The CEO of Cloudflare posted on Hacker News blaming Google for not cleaning their caches fast enough. The Google research who discovered the issue replied with links showing bing still contains caches with these leaks. It really seems Cloudflare is trying to play down this whole thing, they are only contacting customers who were discovered in these caches. Who knows who else has caches of these leaks. It possible it has been leaking since they introduced the feature that causes this back in September.
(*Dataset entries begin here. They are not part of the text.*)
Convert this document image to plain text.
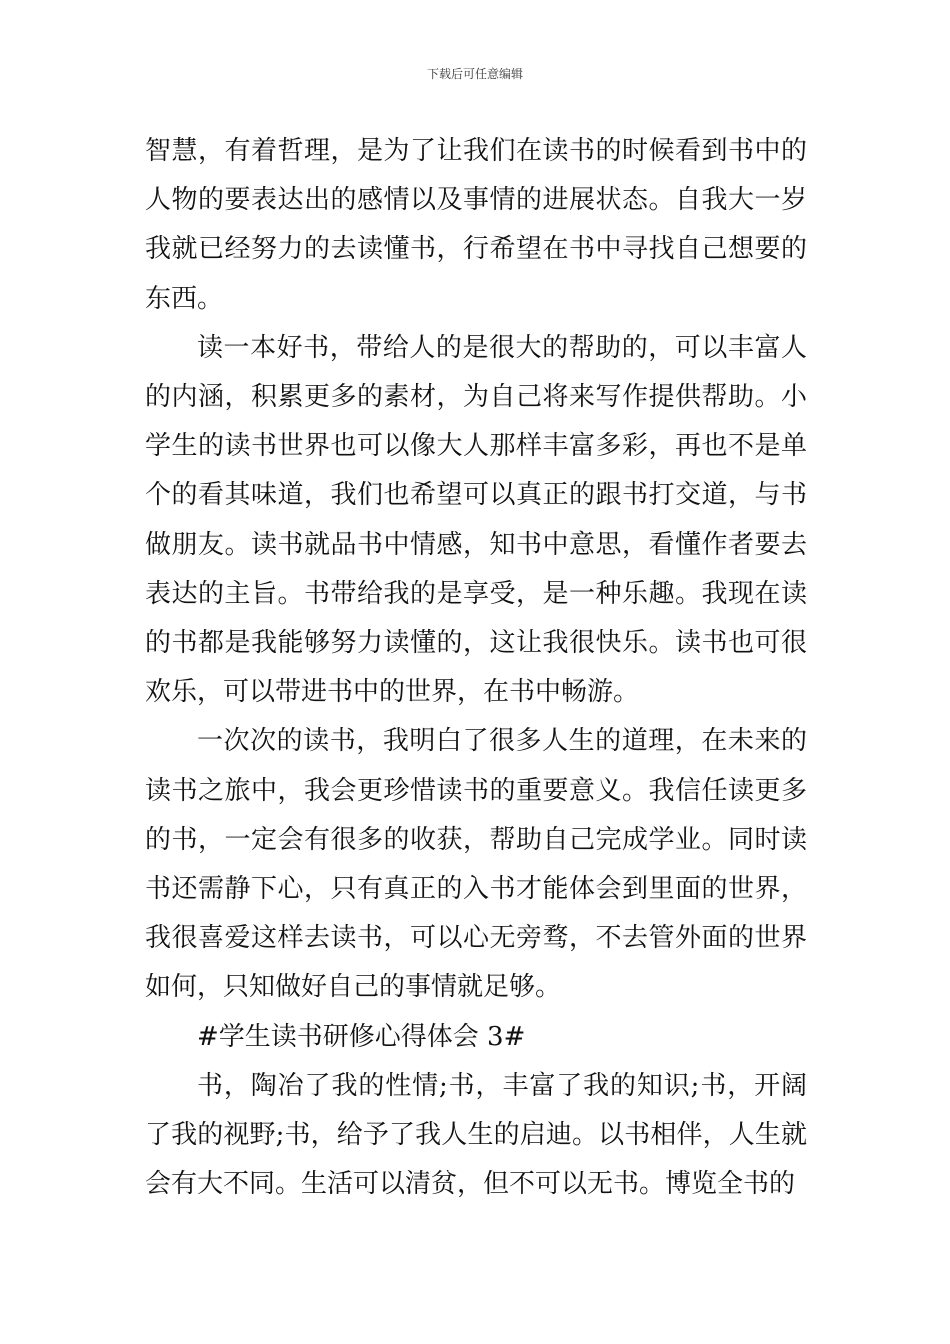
下载后可任意编辑

智慧，有着哲理，是为了让我们在读书的时候看到书中的人物的要表达出的感情以及事情的进展状态。自我大一岁我就已经努力的去读懂书，行希望在书中寻找自己想要的东西。

读一本好书，带给人的是很大的帮助的，可以丰富人的内涵，积累更多的素材，为自己将来写作提供帮助。小学生的读书世界也可以像大人那样丰富多彩，再也不是单个的看其味道，我们也希望可以真正的跟书打交道，与书做朋友。读书就品书中情感，知书中意思，看懂作者要去表达的主旨。书带给我的是享受，是一种乐趣。我现在读的书都是我能够努力读懂的，这让我很快乐。读书也可很欢乐，可以带进书中的世界，在书中畅游。

一次次的读书，我明白了很多人生的道理，在未来的读书之旅中，我会更珍惜读书的重要意义。我信任读更多的书，一定会有很多的收获，帮助自己完成学业。同时读书还需静下心，只有真正的入书才能体会到里面的世界，我很喜爱这样去读书，可以心无旁骛，不去管外面的世界如何，只知做好自己的事情就足够。

#学生读书研修心得体会 3#

书，陶冶了我的性情;书，丰富了我的知识;书，开阔了我的视野;书，给予了我人生的启迪。以书相伴，人生就会有大不同。生活可以清贫，但不可以无书。博览全书的
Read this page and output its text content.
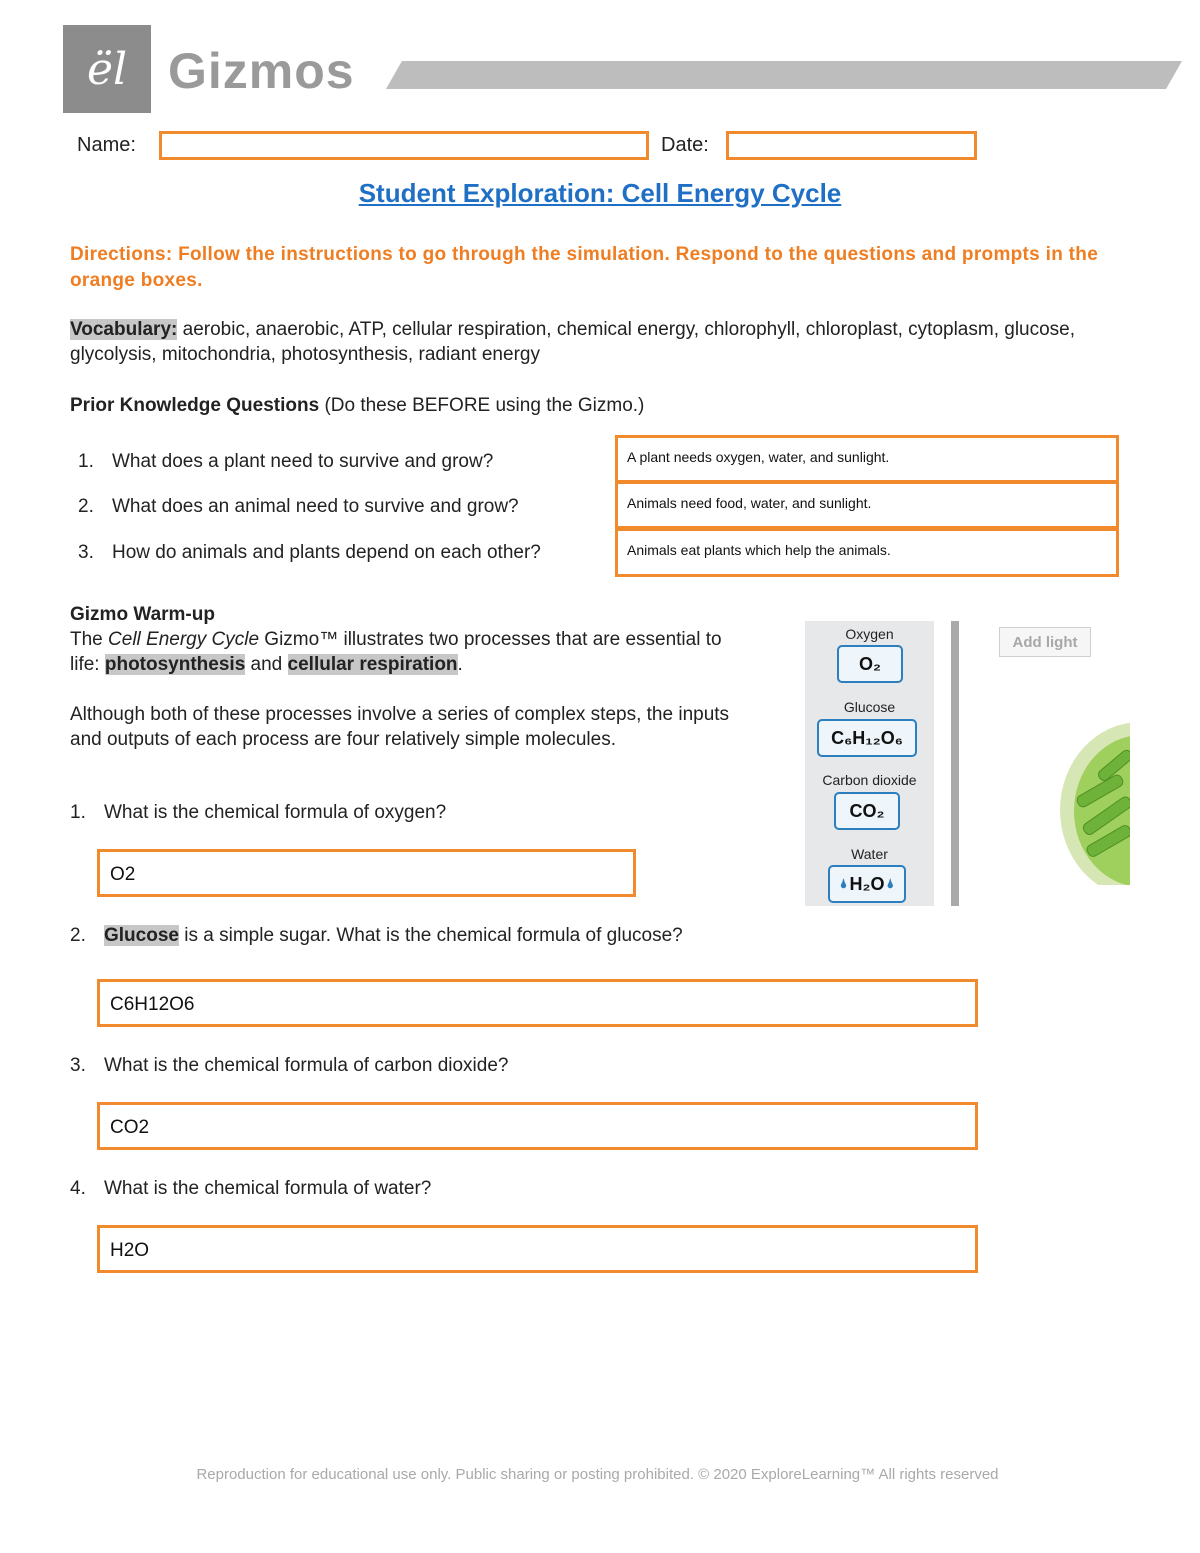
ël Gizmos
Name:	Date:
Student Exploration: Cell Energy Cycle
Directions: Follow the instructions to go through the simulation. Respond to the questions and prompts in the orange boxes.
Vocabulary: aerobic, anaerobic, ATP, cellular respiration, chemical energy, chlorophyll, chloroplast, cytoplasm, glucose, glycolysis, mitochondria, photosynthesis, radiant energy
Prior Knowledge Questions (Do these BEFORE using the Gizmo.)
1. What does a plant need to survive and grow?
2. What does an animal need to survive and grow?
3. How do animals and plants depend on each other?
A plant needs oxygen, water, and sunlight.
Animals need food, water, and sunlight.
Animals eat plants which help the animals.
Gizmo Warm-up
The Cell Energy Cycle Gizmo™ illustrates two processes that are essential to life: photosynthesis and cellular respiration.
Although both of these processes involve a series of complex steps, the inputs and outputs of each process are four relatively simple molecules.
1. What is the chemical formula of oxygen?
O2
2. Glucose is a simple sugar. What is the chemical formula of glucose?
C6H12O6
3. What is the chemical formula of carbon dioxide?
CO2
4. What is the chemical formula of water?
H2O
Oxygen
O₂
Glucose
C₆H₁₂O₆
Carbon dioxide
CO₂
Water
🌢 H₂O 🌢
Add light
Reproduction for educational use only. Public sharing or posting prohibited. © 2020 ExploreLearning™ All rights reserved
>>4391 Good strong points. >As cloudflare is a US corporation, which appeared out of nowhere with more bandwidth and better hardware than most ISPs and has rapidly spread across the internet, it is highly likely they are an NSA front designed to completely take over the internet. Use cloudflare or be DDoS'd, that is the definition of a protection racket. Do not let them succeed, if you value the internet. I've wondered about the orgins of cloudflare myself. They did seem to come out of nowhere with way too many resources. I don't trust it, all these internet centralization projects seem to lead to down the path to easy censorship which I'm not fond of in any way shape or form.